Frog Cloud is a Docker-based service for running and managing Screaming Frog on remote servers. Frog Cloud includes a front end for requesting new crawls, monitoring crawl progress, downloading reports from completed crawls, and managing Screaming Frog configuration files and settings.
You can run Frog Cloud locally or deploy to popular hosting services such as AWS, DigitalOcean, GCP, or any other service that supports Docker.
Run docker-compose up --build
to set up the various services and start each container. Once all services have been built you can open the manager
app and configure your instance.
Before you can start crawling you'll need to add your ScreamingFrog license information and configure ScreamingFrog memory settings based on the environment you're using. You can also upload ScreamingFrog configuration files that you've exported from the desktop version of ScreamingFrog.'
Once you've configured your Frog Cloud instance you can request a new crawl (http://localhost:3000/crawl). Enter the starting URL, select any custom configurations you've uploaded, and select the reports you'd like to export.
Frog Cloud uses Flask, Celery, and Redis to schedule and run ScreamingFrog in headless mode. Also included is a React front-end for configuring ScreamingFrog, creating crawls, and viewing crawl progress and reports.
The scheduler
service exposes an API on port 5000
for requesting a new crawl, monitoring crawl progress, and downloading ScreamingFrog reports and exported data. These APIs can be utilized programmatically for monitoring, alerting, and general crawling workflows in your project. While many crawling libraries already exist for Python and other popular languages, Frog Cloud can function as a deployable crawling service.
The scheduler
service exposes an API on port 5000
for requesting a new crawl, checking the status of a crawl, and canceling crawls.
To start a crawl send a request with the starting URL. Include any optional reports you'd like to capture and pass the config ID for the specific crawler configuration you'd like to use (see config section).
/crawl
{
requestURL: 'example.com', //string, required
requestReports: ['internal'], //list of strings
configId: 'f42avg2', //string
}
{
status: 'ok', //string
task: '123asd32', //unique task ID
refreshURL: '/checktask', //Celery task status
}
You can use the task ID to check the crawl status or cancel the crawl if it isn't complete.
To start a crawl send a request with the starting URL. Include any optional reports you'd like to capture and pass the config ID for the specific crawler configuration you'd like to use (see config section).
/status
{
task_id: '123asd32', //string, required
}
{
id: '32', //internal ID
task_id: '123asd32', //unique task ID
status: 'ok', //string
start_url: 'example.com', //requested starting URL
start_time: '12320223', //crawl start timestamp
end_time: '12320232', //crawl end timestamp
report_data: ['/tsk/123.csv'], //list of report URLs
}
The status endpoint will return live information about a crawl as well as completed crawls.
To cancel a crawl send a request with the task_id
.
/status
{
task_id: '123asd32', //string, required
}
{
status: 'ok', //string
task_id: '123asd32', //unique task ID
state: 'CANCELED',
}
Other endpoints are available for managing configuration files and checking instance configuration.
Cloud VMs can be scaled as needed to support very large site crawls and data capture/export.
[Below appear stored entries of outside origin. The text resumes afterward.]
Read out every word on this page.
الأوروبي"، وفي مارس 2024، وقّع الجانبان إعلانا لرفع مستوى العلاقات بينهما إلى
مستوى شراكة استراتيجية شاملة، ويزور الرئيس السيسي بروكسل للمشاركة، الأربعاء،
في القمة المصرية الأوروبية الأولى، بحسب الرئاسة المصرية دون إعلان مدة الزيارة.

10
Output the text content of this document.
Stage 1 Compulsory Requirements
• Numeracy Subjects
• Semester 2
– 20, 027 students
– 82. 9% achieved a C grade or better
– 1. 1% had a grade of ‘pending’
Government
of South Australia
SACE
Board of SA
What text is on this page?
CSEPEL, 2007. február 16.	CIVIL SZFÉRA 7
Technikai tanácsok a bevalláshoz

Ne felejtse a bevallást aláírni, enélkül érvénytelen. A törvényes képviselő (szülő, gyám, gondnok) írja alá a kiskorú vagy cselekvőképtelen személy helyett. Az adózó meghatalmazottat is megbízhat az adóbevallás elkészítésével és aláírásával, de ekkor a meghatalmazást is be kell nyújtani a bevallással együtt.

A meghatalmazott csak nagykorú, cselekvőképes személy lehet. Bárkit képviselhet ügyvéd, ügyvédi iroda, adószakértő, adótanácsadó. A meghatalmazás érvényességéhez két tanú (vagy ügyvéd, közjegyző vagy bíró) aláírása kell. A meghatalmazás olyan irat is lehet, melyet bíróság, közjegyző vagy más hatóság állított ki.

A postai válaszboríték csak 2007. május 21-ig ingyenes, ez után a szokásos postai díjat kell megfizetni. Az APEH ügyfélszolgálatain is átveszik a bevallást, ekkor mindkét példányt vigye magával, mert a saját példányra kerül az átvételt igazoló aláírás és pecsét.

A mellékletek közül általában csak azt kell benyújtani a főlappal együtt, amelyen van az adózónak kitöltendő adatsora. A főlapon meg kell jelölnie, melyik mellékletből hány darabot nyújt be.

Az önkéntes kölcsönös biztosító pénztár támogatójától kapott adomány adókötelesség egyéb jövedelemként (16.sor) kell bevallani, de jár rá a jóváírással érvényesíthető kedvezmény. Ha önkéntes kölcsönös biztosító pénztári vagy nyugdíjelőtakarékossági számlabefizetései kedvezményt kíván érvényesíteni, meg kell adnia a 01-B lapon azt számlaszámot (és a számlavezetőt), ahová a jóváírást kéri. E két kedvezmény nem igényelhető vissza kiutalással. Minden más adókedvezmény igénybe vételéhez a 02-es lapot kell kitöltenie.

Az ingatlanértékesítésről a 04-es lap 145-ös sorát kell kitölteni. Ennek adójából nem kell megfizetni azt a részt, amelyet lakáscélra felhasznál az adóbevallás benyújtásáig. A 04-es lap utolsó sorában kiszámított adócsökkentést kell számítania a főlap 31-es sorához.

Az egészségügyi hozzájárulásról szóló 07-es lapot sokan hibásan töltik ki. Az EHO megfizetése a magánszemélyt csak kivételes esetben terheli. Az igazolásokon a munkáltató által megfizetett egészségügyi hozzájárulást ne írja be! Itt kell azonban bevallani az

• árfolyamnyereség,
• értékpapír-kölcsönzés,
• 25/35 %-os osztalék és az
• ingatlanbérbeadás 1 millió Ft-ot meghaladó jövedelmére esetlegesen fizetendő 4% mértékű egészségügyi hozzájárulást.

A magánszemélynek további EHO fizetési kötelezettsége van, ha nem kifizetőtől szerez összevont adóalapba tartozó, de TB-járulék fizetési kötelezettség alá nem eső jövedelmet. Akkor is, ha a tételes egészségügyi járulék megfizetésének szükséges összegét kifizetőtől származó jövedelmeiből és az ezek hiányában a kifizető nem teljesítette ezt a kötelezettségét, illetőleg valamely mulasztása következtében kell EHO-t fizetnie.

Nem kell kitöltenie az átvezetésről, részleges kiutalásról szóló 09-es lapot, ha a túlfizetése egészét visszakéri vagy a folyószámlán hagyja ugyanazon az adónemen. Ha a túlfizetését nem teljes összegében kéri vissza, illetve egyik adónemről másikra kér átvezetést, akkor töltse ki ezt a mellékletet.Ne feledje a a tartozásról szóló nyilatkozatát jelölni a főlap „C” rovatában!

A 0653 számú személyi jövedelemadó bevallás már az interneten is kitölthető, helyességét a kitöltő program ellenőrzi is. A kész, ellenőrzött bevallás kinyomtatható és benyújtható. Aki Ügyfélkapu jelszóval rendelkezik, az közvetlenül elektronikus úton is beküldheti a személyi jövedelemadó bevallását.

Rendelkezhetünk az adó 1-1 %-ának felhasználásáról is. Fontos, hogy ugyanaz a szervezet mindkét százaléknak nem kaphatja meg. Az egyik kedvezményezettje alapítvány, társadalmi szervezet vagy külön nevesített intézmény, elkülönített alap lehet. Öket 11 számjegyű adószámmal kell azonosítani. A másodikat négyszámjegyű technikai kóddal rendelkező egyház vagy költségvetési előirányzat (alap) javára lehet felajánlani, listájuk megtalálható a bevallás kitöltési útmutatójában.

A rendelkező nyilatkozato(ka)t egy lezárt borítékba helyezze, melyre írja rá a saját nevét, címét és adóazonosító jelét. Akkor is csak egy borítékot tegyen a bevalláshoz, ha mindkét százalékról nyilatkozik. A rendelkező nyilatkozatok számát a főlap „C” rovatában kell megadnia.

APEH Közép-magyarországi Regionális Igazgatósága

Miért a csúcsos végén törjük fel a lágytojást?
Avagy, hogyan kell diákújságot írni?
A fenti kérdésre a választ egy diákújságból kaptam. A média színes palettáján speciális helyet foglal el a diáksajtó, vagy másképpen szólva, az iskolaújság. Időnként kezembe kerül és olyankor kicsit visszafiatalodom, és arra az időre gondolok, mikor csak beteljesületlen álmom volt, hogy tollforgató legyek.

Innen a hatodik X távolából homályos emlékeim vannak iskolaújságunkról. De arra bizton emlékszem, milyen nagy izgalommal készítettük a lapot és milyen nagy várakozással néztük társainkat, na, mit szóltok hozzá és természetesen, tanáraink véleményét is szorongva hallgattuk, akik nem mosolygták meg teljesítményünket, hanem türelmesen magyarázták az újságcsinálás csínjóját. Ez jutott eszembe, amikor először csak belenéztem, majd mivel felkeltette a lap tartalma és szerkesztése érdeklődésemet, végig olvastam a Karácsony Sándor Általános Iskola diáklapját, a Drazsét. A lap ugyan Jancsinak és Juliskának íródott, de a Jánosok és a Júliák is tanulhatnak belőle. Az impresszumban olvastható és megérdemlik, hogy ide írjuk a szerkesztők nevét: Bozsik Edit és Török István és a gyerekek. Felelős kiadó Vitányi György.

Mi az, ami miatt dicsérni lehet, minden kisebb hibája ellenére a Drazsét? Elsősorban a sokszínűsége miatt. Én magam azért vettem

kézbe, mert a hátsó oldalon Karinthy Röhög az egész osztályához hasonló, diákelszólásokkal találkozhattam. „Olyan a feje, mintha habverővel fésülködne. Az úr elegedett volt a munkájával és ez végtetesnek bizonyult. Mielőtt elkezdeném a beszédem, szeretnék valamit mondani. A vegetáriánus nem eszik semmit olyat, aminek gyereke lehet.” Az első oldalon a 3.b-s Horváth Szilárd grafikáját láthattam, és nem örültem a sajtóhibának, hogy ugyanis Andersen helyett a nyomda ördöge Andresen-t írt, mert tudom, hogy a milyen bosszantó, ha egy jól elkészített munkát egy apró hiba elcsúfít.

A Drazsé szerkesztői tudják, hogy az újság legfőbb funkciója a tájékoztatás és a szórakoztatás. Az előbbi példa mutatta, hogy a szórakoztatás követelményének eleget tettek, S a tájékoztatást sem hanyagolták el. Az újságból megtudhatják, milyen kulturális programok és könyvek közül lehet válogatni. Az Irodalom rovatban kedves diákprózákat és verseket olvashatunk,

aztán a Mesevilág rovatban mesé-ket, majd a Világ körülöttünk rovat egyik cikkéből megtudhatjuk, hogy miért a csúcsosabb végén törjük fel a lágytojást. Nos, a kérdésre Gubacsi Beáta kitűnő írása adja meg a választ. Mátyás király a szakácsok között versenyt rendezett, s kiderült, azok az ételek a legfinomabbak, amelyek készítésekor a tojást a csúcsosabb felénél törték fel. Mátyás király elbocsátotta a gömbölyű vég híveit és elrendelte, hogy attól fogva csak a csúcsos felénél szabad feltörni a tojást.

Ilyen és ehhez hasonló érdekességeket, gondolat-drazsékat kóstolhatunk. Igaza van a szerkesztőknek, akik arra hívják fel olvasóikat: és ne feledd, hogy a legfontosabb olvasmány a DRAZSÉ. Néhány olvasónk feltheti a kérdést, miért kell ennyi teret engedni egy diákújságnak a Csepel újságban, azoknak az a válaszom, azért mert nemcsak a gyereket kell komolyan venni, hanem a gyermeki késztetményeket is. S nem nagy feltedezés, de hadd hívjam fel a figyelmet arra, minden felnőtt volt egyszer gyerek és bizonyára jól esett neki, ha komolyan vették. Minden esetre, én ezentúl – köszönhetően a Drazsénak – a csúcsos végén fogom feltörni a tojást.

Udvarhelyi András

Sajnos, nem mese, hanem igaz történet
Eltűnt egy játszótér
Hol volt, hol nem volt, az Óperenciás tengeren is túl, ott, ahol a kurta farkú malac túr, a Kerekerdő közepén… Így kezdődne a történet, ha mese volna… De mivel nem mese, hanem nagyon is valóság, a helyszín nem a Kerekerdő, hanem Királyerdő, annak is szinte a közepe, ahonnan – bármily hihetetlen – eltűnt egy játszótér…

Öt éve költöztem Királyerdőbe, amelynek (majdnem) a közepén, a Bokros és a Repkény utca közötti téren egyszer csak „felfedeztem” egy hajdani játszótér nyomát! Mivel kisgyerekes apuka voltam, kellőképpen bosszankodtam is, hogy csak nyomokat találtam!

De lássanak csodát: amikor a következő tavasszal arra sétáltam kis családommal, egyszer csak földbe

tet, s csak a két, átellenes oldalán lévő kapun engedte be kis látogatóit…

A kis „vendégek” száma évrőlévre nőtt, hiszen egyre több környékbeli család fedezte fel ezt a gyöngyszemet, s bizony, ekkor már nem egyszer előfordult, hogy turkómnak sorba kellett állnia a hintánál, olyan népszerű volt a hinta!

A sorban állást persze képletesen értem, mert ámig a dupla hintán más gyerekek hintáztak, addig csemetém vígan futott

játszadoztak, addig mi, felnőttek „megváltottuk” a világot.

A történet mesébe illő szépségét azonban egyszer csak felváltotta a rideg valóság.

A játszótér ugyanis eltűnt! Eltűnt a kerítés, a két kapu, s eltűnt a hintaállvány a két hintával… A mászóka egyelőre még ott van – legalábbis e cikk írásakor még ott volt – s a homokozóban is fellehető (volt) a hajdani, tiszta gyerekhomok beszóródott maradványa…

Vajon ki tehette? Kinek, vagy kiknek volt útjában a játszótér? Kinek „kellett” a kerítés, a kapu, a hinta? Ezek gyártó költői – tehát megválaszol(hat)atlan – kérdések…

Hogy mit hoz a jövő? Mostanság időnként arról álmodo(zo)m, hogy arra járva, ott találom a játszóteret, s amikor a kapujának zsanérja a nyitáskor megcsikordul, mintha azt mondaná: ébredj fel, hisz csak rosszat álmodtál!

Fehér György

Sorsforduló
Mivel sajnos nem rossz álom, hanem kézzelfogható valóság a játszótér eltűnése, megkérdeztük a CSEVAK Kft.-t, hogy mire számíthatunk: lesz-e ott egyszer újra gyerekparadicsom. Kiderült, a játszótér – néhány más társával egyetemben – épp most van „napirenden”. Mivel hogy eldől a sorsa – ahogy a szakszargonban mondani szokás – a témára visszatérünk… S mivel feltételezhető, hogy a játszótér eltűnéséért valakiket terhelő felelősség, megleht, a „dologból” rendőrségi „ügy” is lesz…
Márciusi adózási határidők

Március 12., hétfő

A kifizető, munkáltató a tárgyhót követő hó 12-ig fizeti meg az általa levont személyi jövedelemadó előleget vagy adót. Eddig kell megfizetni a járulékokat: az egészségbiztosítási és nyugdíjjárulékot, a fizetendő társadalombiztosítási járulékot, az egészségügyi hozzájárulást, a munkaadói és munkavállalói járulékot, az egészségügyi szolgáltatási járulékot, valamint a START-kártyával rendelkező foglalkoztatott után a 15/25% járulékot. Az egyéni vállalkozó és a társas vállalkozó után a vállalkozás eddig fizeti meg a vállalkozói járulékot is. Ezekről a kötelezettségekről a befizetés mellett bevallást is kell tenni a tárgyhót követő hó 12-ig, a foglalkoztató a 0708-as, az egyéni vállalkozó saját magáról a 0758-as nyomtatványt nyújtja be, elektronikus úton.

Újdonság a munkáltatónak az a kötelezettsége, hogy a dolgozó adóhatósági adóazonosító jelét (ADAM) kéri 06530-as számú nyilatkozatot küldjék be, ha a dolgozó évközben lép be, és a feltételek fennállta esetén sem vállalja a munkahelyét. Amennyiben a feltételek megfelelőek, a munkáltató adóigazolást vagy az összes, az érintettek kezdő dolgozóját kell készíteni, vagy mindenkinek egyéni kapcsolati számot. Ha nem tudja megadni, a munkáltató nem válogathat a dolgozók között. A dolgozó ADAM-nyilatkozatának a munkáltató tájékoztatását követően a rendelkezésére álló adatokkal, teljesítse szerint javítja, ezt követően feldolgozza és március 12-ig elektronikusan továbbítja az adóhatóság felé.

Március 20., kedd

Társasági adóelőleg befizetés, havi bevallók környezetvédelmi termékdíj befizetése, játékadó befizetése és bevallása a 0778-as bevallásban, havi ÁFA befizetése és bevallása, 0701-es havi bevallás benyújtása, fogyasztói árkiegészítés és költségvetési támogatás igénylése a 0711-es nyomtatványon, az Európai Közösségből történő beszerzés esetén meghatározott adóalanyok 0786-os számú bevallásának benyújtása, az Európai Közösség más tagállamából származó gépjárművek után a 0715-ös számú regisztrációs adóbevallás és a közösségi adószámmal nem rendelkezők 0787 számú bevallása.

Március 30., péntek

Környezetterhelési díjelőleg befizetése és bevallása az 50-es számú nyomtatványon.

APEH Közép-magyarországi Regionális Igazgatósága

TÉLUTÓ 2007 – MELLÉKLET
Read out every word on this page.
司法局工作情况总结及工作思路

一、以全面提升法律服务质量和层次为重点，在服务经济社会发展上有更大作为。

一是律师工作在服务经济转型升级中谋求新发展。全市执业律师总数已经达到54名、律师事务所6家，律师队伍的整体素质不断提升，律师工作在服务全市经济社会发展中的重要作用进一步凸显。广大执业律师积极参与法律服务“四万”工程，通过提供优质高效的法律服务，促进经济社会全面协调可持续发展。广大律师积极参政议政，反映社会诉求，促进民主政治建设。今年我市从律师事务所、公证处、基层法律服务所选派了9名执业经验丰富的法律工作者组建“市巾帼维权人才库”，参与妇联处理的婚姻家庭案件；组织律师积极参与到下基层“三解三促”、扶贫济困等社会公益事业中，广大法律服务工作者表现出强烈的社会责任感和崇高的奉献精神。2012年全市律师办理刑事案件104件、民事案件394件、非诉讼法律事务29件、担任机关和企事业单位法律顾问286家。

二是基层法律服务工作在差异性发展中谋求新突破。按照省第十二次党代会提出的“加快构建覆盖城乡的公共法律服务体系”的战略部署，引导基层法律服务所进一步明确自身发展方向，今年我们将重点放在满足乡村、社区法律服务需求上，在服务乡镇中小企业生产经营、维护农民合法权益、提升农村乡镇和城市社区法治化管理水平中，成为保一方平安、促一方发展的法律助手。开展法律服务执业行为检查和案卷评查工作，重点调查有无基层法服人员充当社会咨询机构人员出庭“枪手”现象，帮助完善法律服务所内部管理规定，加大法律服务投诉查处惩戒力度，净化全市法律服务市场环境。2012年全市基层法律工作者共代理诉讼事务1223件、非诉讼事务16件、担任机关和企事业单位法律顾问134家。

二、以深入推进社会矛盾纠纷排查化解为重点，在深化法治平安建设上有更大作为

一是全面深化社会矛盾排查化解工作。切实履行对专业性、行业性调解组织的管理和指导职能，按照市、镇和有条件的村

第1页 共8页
Frog Cloud can be deployed as an API-driven crawling service within your apps and organization.
Frog Cloud includes a UI for configuring and managing Screaming Frog crawls and Celery-based tasking for scheduling and running crawls. The Docker services can be deployed in popular cloud providers for manageable costs on trusted machines and IPs and proxies. Crawls can be scheduled as needed without using resources on local machines for consistent and predictable crawls.
Yes, and the newer versions of Screaming Frog support scheduling - but you'll need to make sure your computer is available during scheduled crawls to avoid missing or delaying a crawl. Frog Cloud is designed for on-going site monitoring, data extraction, and other 'automated' crawling needs. Frog Cloud can use Screaming Frog's built-in integrations (such as Google Analytics and AI) - but the Docker-based Python-backed services are easy to customize, extend, and integrate with other complex data workflows.
This package includes developer instances for customizing and extending Frog Cloud.
Run docker compose --profile dev up
(include the --build
flag on first run).
- React development server (
localhost:3000
) - Celery Flower monitor (
localhost:5555
)
Frog Cloud services can be easily configured for deployment and orchestration via services such as Kubernetes or Docker Swarm.